CSI 761: Final Project

Astrophysical Tree Codes

Implementation and Choice of Simulations

by Sandy Antunes


Tree Codes

Results and Performance

Simulations and Applicability


Abstract

Tree codes are a very powerful tool for handling large-scale N-body simulations. Although time-consuming for small particle numbers, for large N simulations, they are essential, and they work especially well with non-isotropic distributions. There are several different design methodologies for tree codes, depending on the resources (and time) available. In this paper, we present the implementation of such a code, as well as three galaxy interaction simulations generated using it.

Tree Codes

Theory

Balanced binary trees are the simplest tree structures, and worth mention if only to illustrate tree theory. For a binary tree, each "parent" node has two "children", and each child contains half of the particles in the parent. You continue to recursively bisect your list until you have your end leaves, which each contain only one member. Because you subdivide evenly each step, the tree is "balanced" in having the same number of children for each parent, and each child has half the parent's population.

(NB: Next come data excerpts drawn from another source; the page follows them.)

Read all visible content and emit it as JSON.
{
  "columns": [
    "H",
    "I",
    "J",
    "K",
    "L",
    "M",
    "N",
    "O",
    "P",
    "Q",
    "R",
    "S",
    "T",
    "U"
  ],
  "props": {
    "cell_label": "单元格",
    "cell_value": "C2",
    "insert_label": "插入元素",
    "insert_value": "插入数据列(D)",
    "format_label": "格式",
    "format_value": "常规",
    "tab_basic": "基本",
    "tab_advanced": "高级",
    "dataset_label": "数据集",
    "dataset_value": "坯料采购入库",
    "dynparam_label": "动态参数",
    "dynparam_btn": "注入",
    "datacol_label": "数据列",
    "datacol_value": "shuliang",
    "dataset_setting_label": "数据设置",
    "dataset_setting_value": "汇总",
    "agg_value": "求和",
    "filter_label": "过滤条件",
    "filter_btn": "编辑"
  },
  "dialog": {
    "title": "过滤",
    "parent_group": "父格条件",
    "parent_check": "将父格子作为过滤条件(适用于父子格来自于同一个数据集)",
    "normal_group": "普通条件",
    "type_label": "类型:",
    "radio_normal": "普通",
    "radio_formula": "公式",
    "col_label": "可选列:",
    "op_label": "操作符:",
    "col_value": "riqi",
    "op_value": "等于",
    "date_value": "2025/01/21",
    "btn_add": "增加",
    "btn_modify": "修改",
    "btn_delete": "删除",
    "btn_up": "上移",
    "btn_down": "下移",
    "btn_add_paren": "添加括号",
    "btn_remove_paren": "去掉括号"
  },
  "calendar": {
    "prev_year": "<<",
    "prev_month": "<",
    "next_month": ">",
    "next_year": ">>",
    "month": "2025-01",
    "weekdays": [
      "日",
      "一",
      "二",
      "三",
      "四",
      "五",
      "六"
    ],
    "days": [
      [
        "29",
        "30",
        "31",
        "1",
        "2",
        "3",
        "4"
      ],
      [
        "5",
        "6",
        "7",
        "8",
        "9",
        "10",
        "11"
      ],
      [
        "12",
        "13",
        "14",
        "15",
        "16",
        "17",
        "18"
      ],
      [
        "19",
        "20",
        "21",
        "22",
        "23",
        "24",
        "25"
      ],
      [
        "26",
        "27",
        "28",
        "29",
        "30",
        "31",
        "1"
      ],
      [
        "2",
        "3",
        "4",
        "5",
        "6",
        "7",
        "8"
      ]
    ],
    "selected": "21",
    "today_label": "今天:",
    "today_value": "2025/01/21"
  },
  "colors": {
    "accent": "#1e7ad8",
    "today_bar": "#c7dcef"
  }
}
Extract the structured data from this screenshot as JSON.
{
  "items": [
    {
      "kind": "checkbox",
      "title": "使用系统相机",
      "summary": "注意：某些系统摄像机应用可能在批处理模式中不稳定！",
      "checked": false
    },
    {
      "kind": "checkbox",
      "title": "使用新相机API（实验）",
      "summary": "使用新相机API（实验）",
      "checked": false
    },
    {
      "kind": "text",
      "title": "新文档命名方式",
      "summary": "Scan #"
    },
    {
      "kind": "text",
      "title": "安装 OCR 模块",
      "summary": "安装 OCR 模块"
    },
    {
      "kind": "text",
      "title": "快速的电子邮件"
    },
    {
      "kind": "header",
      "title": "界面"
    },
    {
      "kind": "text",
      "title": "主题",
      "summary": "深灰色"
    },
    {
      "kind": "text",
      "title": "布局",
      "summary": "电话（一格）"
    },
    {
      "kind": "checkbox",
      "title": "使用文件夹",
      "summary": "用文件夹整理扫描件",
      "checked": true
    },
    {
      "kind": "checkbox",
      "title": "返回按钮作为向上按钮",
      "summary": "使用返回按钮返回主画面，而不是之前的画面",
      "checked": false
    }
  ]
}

One quick enhancement to this method would be to split each sector (square in 2-dimensional space, cube in 3-dimensional space) into even quarters/eights. This produces quad-trees in 2-D, and oct-trees in 3D. The Barnes-Hut (BH) algorithm uses this quad-tree/oct-tree subdivision of space. There are two methods of constructing this: one can either place particles in the tree one at a time, or used an adaptive quadtree (recursive subdivision.)

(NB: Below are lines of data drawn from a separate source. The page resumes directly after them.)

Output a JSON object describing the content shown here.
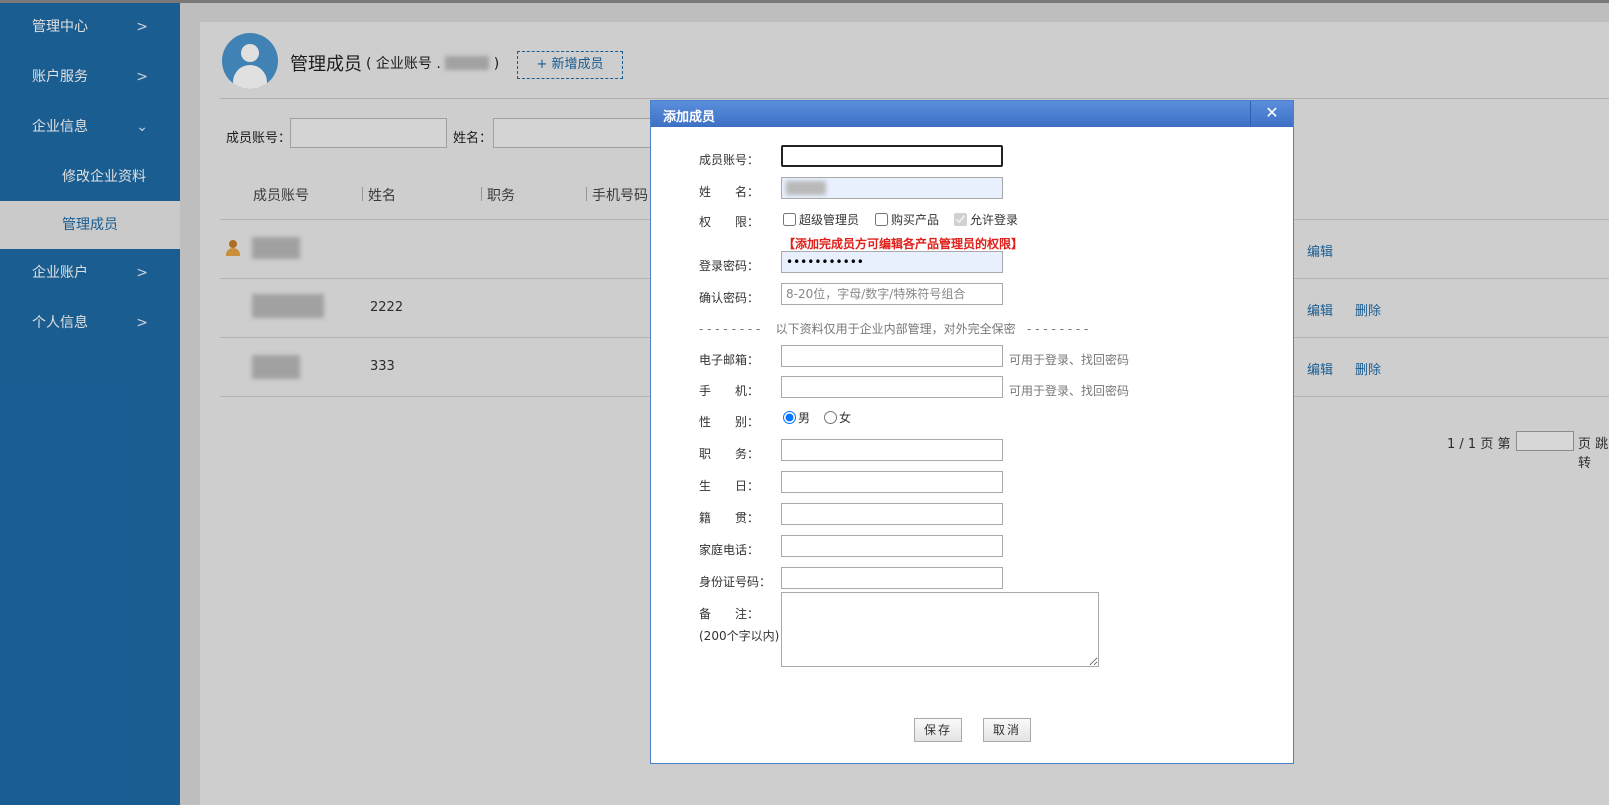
{
  "sidebar": {
    "items": [
      {
        "label": "管理中心",
        "chevron": ">"
      },
      {
        "label": "账户服务",
        "chevron": ">"
      },
      {
        "label": "企业信息",
        "chevron": "⌄"
      },
      {
        "label": "修改企业资料"
      },
      {
        "label": "管理成员"
      },
      {
        "label": "企业账户",
        "chevron": ">"
      },
      {
        "label": "个人信息",
        "chevron": ">"
      }
    ]
  },
  "page": {
    "title": "管理成员",
    "account_prefix": "( 企业账号 .",
    "account_suffix": ")",
    "add_button": "+ 新增成员",
    "filter_account_label": "成员账号：",
    "filter_name_label": "姓名：",
    "columns": [
      "成员账号",
      "姓名",
      "职务",
      "手机号码"
    ],
    "rows": [
      {
        "name": "",
        "edit": "编辑",
        "delete": ""
      },
      {
        "name": "2222",
        "edit": "编辑",
        "delete": "删除"
      },
      {
        "name": "333",
        "edit": "编辑",
        "delete": "删除"
      }
    ],
    "pager": "1 / 1  页 第",
    "pager_after": "页 跳转"
  },
  "dialog": {
    "title": "添加成员",
    "close": "✕",
    "fields": {
      "account_label": "成员账号：",
      "name_label": "姓　　名：",
      "permission_label": "权　　限：",
      "perm_super": "超级管理员",
      "perm_buy": "购买产品",
      "perm_login": "允许登录",
      "notice": "【添加完成员方可编辑各产品管理员的权限】",
      "password_label": "登录密码：",
      "password_value": "•••••••••••",
      "confirm_label": "确认密码：",
      "confirm_placeholder": "8-20位，字母/数字/特殊符号组合",
      "divider": "- - - - - - - -    以下资料仅用于企业内部管理，对外完全保密   - - - - - - - -",
      "email_label": "电子邮箱：",
      "email_hint": "可用于登录、找回密码",
      "mobile_label": "手　　机：",
      "mobile_hint": "可用于登录、找回密码",
      "gender_label": "性　　别：",
      "gender_male": "男",
      "gender_female": "女",
      "job_label": "职　　务：",
      "birthday_label": "生　　日：",
      "hometown_label": "籍　　贯：",
      "home_phone_label": "家庭电话：",
      "id_label": "身份证号码：",
      "remark_label": "备　　注：",
      "remark_hint": "(200个字以内)"
    },
    "save_button": "保存",
    "cancel_button": "取消"
  }
}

For particle-by-particle, you start at the top node. Whenever a node already has a particle, you simply make both the new and present occupant become children of that node, and progress recursively. Since the area of each parent is divided uniformly into quadrants/octants, you end up with a large number of empty nodes once you are done, and simply set these to Null. The second method, adaptive quadtrees, is the approach we used herein.

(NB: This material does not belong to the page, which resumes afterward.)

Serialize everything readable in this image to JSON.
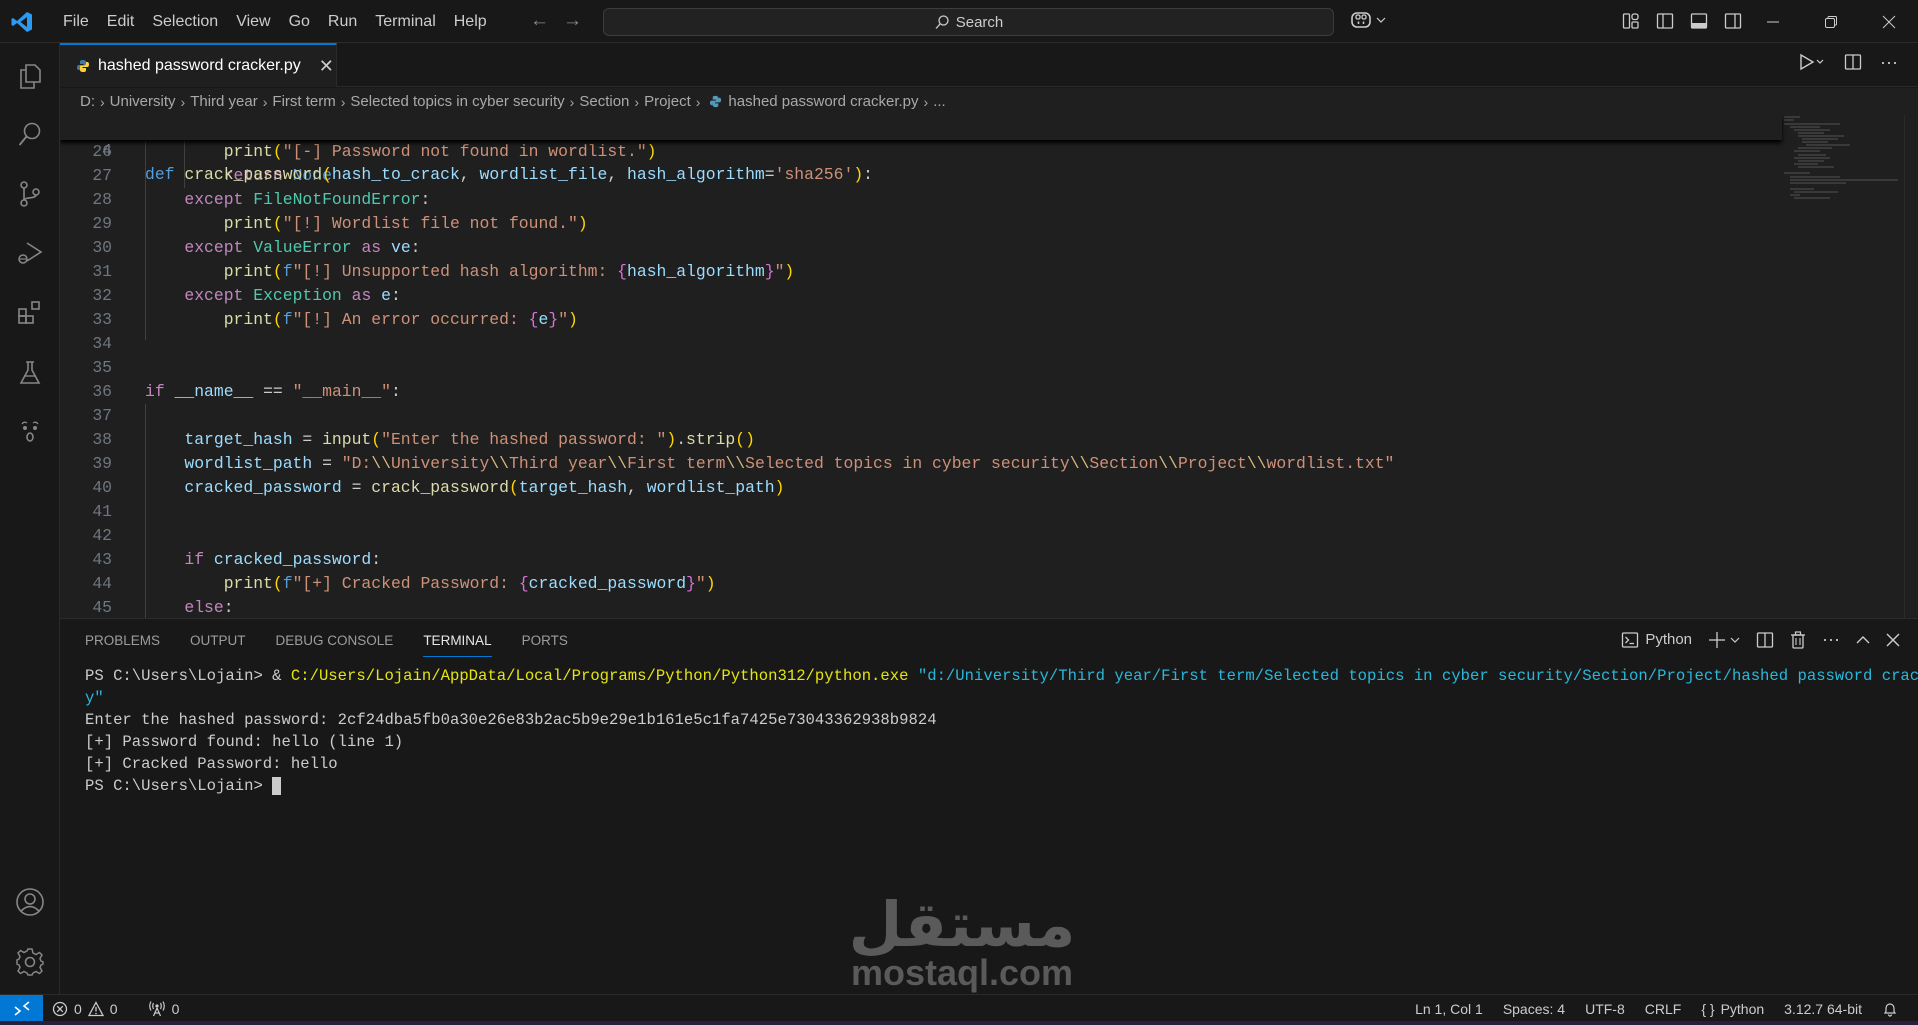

For adaptive quadtrees, you have a node and a list of particles in that node. First, you find the node center of mass and its extent and limits. Then, you divide the node space into quadrants/octants, around the center of mass. You subdivide your particle list into a separate list for each sector, and then descend into each sector to reiterate this process until each bottom leaf, with one particle per node, is made. The chief difference in this method (besides using different code to construct it), is that the subdivision of a node into quadrants/octants is based on the physical nature of that space (its actual extrema and using its center of mass) rather than a purely geometric division into equal quarters. Therefore, you are only defining regions that have something interesting in them, and each child may be of much smaller extent than a purely geometric slicing.

Practice

Recursive code is almost self-writing (aptly enough); once you have a routine that traverses the tree, most of the other routines will simply be variants on it. With the tree code, the most important part is simply stopping yourself once a viable node matches your Theta criteria. However, the down side of recursive code is that it can be very time-intensive, if you have to traverse all levels of a multi-dimensional tree.

We attempted a more dynamic scheme, were each parent was not forced to have 4 (or 8) children, but instead had one primary Child. This child then served as the head for a linked list of later siblings (using a pointer to ->younger). Traversing the tree was simple: one visited a node, descending to its child if it had one, then went along the list of younger siblings until there were no more. Each sibling contained a link back to its parent, so travel up the tree was rapid. Indeed, this scheme was both elegant and consumed little resources.

However, implementation took much longer than the fixed number of children used in this setup. And, it was not clear that this would save in memory, since it required extra calls to the system memory allocator; its performance times with earlier versions of this tree code did not show a significant speed-up. Therefore, we filed it away as an interesting experiment.

The final code is, essentially, our particle-particle code from Project 1 with a quick call to "build_tree", a quick replacement of the PP force step with a Tree force step that has nearly identical calling parameters, and a similar change for the potential energy calculations. As a bonus, we kept in the PP potential energy calculator as a check on our initial tree's accuracy (running the PP energy calculation against the tree at the first step, to compare results.) This code reuse greatly speeded development. Some other small customizations had to be made; the equations for force, distance, and potential were made more generic so they could handle nodes or particles, and the structures were slightly redefined.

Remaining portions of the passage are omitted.